I think it’s a good sign when the book you’re reading follows you around, don’t you? That means it’s got such a grip on your imagination that you see everything through the fictional scrim the author has created. And, OK, it’s not such a long step from A Clash of Kings to King Lear, which I saw Saturday night — but surely it’s a compliment to George R.R. Martin that it seems so obvious.
Yes, I’m still with it. I was worried at first that the enchantment had dimmed. Don’t you hate that in a series, when Book I seizes you and Book 2 lets you go? Of course it’s bound to happen sometimes. And in a series like this, with really looooong books, there will be dull moments. There will also be repetition, and that’s what I really fear for Martin. How many ways are there to describe battle, after all?

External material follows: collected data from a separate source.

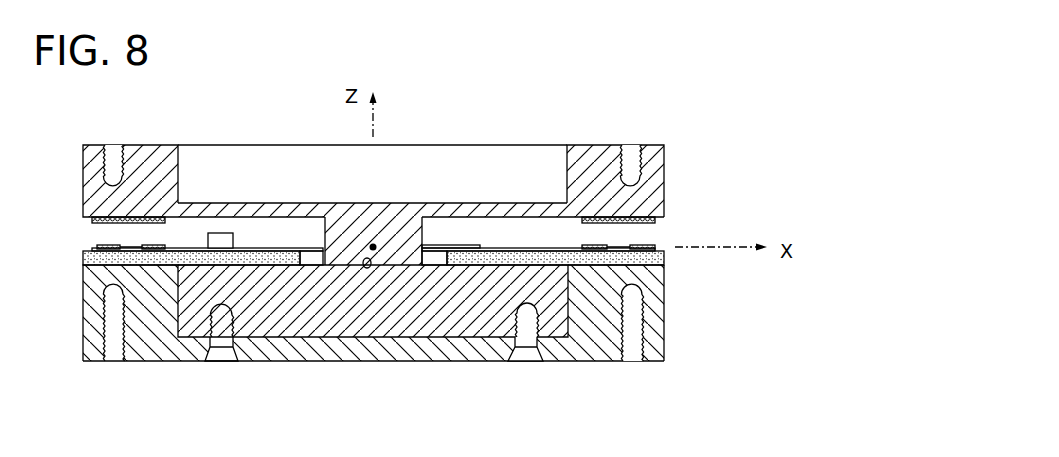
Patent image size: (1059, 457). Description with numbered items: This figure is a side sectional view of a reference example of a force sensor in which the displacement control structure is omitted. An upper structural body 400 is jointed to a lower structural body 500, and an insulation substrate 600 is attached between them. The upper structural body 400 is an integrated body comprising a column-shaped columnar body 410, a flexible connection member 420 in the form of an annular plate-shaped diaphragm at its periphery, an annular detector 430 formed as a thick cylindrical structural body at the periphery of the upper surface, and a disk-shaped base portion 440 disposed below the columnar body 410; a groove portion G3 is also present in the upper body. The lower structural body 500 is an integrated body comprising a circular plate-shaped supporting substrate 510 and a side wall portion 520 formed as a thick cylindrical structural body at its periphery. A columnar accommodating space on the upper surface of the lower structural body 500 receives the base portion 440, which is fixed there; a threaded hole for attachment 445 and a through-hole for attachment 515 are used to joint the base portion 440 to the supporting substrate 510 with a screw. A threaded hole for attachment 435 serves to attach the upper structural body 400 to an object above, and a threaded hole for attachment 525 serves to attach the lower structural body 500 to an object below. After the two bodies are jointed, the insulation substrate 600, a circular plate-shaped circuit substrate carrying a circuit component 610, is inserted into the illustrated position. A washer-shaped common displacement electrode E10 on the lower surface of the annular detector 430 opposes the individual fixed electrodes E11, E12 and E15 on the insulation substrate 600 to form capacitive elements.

The upper structural body 400 is at (94, 122).
The columnar body 410 is at (398, 233).
The flexible connection member 420 is at (476, 205).
The annular detector 430 is at (601, 168).
The threaded hole for attachment 435 is at (633, 150).
The groove portion G3 is at (293, 157).
The common displacement electrode E10 is at (110, 216).
The individual fixed electrode E11 is at (645, 246).
The individual fixed electrode E12 is at (97, 246).
The individual fixed electrode E15 is at (148, 246).
The insulation substrate 600 is at (258, 260).
The circuit component 610 is at (223, 233).
The lower structural body 500 is at (93, 376).
The supporting substrate 510 is at (287, 350).
The side wall portion 520 is at (652, 312).
The base portion 440 is at (358, 320).
The threaded hole for attachment 445 is at (520, 318).
The through-hole for attachment 515 is at (527, 353).
The threaded hole for attachment 525 is at (633, 350).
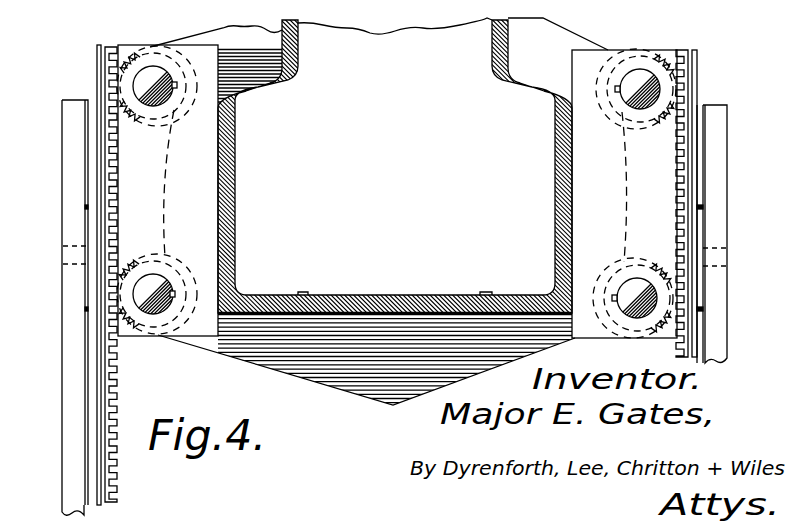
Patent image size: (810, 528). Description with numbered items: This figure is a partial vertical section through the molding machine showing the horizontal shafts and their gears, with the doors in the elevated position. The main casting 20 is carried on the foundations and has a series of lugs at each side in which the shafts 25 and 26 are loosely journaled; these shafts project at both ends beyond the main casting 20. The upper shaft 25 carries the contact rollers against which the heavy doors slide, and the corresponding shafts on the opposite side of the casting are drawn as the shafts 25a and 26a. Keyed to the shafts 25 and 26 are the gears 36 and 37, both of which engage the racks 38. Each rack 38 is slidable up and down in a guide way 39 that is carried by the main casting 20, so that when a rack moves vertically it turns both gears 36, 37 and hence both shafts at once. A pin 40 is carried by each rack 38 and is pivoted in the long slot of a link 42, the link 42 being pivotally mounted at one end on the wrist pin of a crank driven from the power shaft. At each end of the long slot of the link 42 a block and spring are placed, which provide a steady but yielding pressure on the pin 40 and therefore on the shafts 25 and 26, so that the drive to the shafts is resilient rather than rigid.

The main casting 20 is at (222, 28).
The upper shaft 25 is at (177, 97).
The lower shaft 26 is at (172, 284).
The upper right pinion shaft 25a is at (655, 88).
The lower right pinion shaft 26a is at (657, 303).
The gear 36 is at (128, 72).
The gear 37 is at (125, 294).
The rack 38 is at (110, 384).
The guide way 39 is at (135, 152).
The pin 40 is at (64, 260).
The link 42 is at (65, 364).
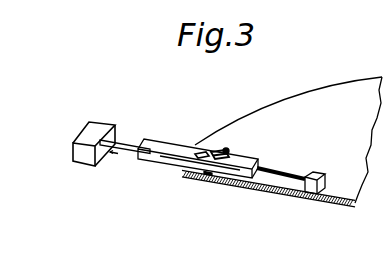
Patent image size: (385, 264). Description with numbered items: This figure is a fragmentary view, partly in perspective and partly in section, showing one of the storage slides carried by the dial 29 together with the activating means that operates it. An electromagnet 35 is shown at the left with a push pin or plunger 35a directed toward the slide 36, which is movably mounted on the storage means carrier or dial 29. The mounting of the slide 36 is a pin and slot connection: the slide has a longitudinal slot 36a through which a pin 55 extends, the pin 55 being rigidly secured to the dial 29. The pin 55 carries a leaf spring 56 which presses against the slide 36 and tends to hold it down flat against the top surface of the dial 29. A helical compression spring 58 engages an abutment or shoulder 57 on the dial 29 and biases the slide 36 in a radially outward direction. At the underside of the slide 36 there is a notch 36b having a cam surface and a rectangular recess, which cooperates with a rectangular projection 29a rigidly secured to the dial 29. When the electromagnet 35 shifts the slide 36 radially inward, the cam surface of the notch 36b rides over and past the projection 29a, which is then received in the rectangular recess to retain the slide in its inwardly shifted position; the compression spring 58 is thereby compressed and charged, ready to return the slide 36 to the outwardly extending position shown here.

But battle is only part of the book and there’s enormous variety built into the series — including in the way the characters fight. A Clash of Kings ends with a massive sea battle that didn’t remind me in the least of Patrick O’Brian. Of course Jack Aubrey didn’t have wildfire to work with.
To be honest with you, I’m already well into the next volume and Jon Snow is getting into terrible trouble, so I’ll leave you with a couple of thoughts.
1/The sheer invention! In Qarth, Danaerys is given endless gifts:
A pair of Jogos Nhair presented her with one of their striped zorses, black and white and fierce. A widow brought the dried corpse of her husband, covered with a crust of silver leaves; such remnants were believed to have great power, especially if the deceased had been a sorcerer, as this one had.
2/I am starting to mentally collect the ideal army to unite and bring peace to Westeros. But I don’t actually trust Martin to keep all these characters alive, which is both good and bad. Among them: fierce little Arya Stark, the strapping girl warrior Brienne of Tarth, the twisted but possibly well-meaning Tyrion Lannister, and crippled Bran Stark who is developing all kinds of interesting extra-normal capabilities. I would vote for Jon Snow to lead them. He is beginning to acquire an aura of inevitability.
3/As Ygritte the wildling says, “A bard’s truth is different than yours or mine.” Bigger, brighter, more ferocious, more seductive, more highly colored, more disturbing, more organized. Thank you, Mr. Martin the Bard.
4/Getting back to Lear, he might have taken a lesson from Stannis Baratheon: “Kings have no friends, only subjects and enemies.”